Today, Isaac Orr, a policy researcher at the Center of the American Experiment, and his colleague, Mitch Rolling, published one of the only in-depth CEPP analyzes I’ve seen. Their 21-page report estimates the cost of CEPP over the state of Arizona. Their conclusions: “Achieving this target would cost an additional $ 119.4 billion (in constant 2021 dollars) in the state of Arizona, compared to operating the current electricity grid. This would lead to a 45% increase in electricity prices by 2031, compared to 2019 tariffs. ”They found that the cost increases are“ propelled by massive construction of solar panels, wind turbines, d ‘storage facilities for batteries and transmission lines’.

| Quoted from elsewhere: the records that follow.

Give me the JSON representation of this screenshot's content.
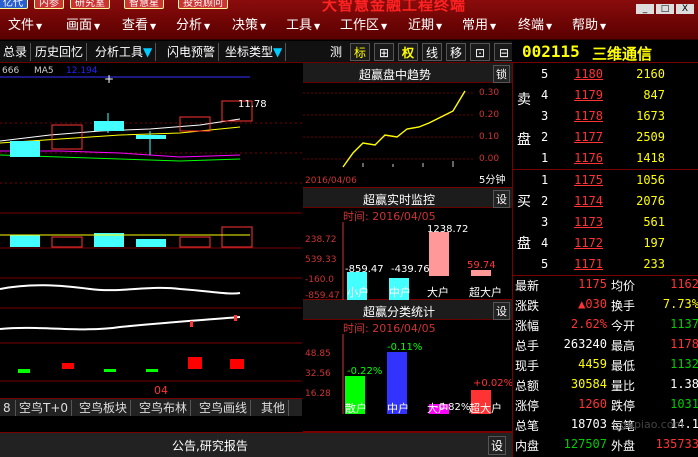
{
  "app_title": "大智慧金融工程终端",
  "tags": [
    "亿代",
    "内参",
    "研究室",
    "智慧星",
    "投资顾问"
  ],
  "window_controls": [
    "_",
    "□",
    "X"
  ],
  "menu": [
    "文件",
    "画面",
    "查看",
    "分析",
    "决策",
    "工具",
    "工作区",
    "近期",
    "常用",
    "终端",
    "帮助"
  ],
  "toolbar": {
    "items": [
      "总录",
      "历史回忆",
      "分析工具",
      "闪电预警",
      "坐标类型"
    ],
    "icons": [
      "测",
      "标",
      "⊞",
      "权",
      "线",
      "移",
      "⊡",
      "⊟"
    ]
  },
  "stock": {
    "code": "002115",
    "name": "三维通信"
  },
  "kline": {
    "ma_label": "666",
    "ma_name": "MA5",
    "ma_value": "12.194",
    "high_label": "11.78",
    "date_label": "04"
  },
  "bottom_tabs": [
    "空鸟T+0",
    "空鸟板块",
    "空鸟布林",
    "空鸟画线",
    "其他"
  ],
  "announce": {
    "title": "公告,研究报告",
    "set": "设"
  },
  "panel_trend": {
    "title": "超赢盘中趋势",
    "lock": "锁",
    "date": "2016/04/06",
    "footer": "5分钟",
    "ticks": [
      "0.30",
      "0.20",
      "0.10",
      "0.00",
      "-0.10"
    ]
  },
  "panel_monitor": {
    "title": "超赢实时监控",
    "set": "设",
    "date": "时间: 2016/04/05",
    "yticks": [
      "238.72",
      "539.33",
      "-160.0",
      "-859.47"
    ],
    "labels": [
      "-859.47",
      "-439.76",
      "1238.72",
      "59.74"
    ],
    "cats": [
      "小户",
      "中户",
      "大户",
      "超大户"
    ]
  },
  "panel_stats": {
    "title": "超赢分类统计",
    "set": "设",
    "date": "时间: 2016/04/05",
    "yticks": [
      "48.85",
      "32.56",
      "16.28"
    ],
    "labels": [
      "-0.22%",
      "-0.11%",
      "-0.82%",
      "+0.02%"
    ],
    "cats": [
      "散户",
      "中户",
      "大户",
      "超大户"
    ]
  },
  "sell": [
    {
      "n": "5",
      "p": "1180",
      "v": "2160"
    },
    {
      "n": "4",
      "p": "1179",
      "v": "847"
    },
    {
      "n": "3",
      "p": "1178",
      "v": "1673"
    },
    {
      "n": "2",
      "p": "1177",
      "v": "2509"
    },
    {
      "n": "1",
      "p": "1176",
      "v": "1418"
    }
  ],
  "buy": [
    {
      "n": "1",
      "p": "1175",
      "v": "1056"
    },
    {
      "n": "2",
      "p": "1174",
      "v": "2076"
    },
    {
      "n": "3",
      "p": "1173",
      "v": "561"
    },
    {
      "n": "4",
      "p": "1172",
      "v": "197"
    },
    {
      "n": "5",
      "p": "1171",
      "v": "233"
    }
  ],
  "sell_side": [
    "卖",
    "盘"
  ],
  "buy_side": [
    "买",
    "盘"
  ],
  "stats": [
    {
      "l": "最新",
      "v": "1175",
      "l2": "均价",
      "v2": "1162"
    },
    {
      "l": "涨跌",
      "v": "▲030",
      "l2": "换手",
      "v2": "7.73%"
    },
    {
      "l": "涨幅",
      "v": "2.62%",
      "l2": "今开",
      "v2": "1137"
    },
    {
      "l": "总手",
      "v": "263240",
      "l2": "最高",
      "v2": "1178"
    },
    {
      "l": "现手",
      "v": "4459",
      "l2": "最低",
      "v2": "1132"
    },
    {
      "l": "总额",
      "v": "30584",
      "l2": "量比",
      "v2": "1.38"
    },
    {
      "l": "涨停",
      "v": "1260",
      "l2": "跌停",
      "v2": "1031"
    },
    {
      "l": "总笔",
      "v": "18703",
      "l2": "每笔",
      "v2": "14.1"
    },
    {
      "l": "内盘",
      "v": "127507",
      "l2": "外盘",
      "v2": "135733"
    }
  ],
  "watermark": "gupiao.com"
}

Despite the impacts CEPP is likely to have on energy affordability – and in particular, its impact on low- and middle-income consumers – the proposal does not gain full consideration by congressional committees. Instead, the Democratic leadership effectively wants to squeeze it into the reconciliation process without any substantive debate. That said, including CEPP in the final version of the Build Back Better Act is not a done deal. Democrats may want to include it in reconciliation, but it could be ruled out by the Senate MP as it is a clear violation of the “Byrd rule” which, as this congressional website explains , prohibits “the use of reconciliation to advance a legislative agenda unrelated to spending or taxes.”
The gist here is obvious: CEPP deserves much more scrutiny than it gets. The worsening energy crisis in Europe should be a wake-up call to American policymakers about the dangers of pushing renewables too hard. Hopefully the healthier heads in Congress prevail and stop this bad bill from becoming law.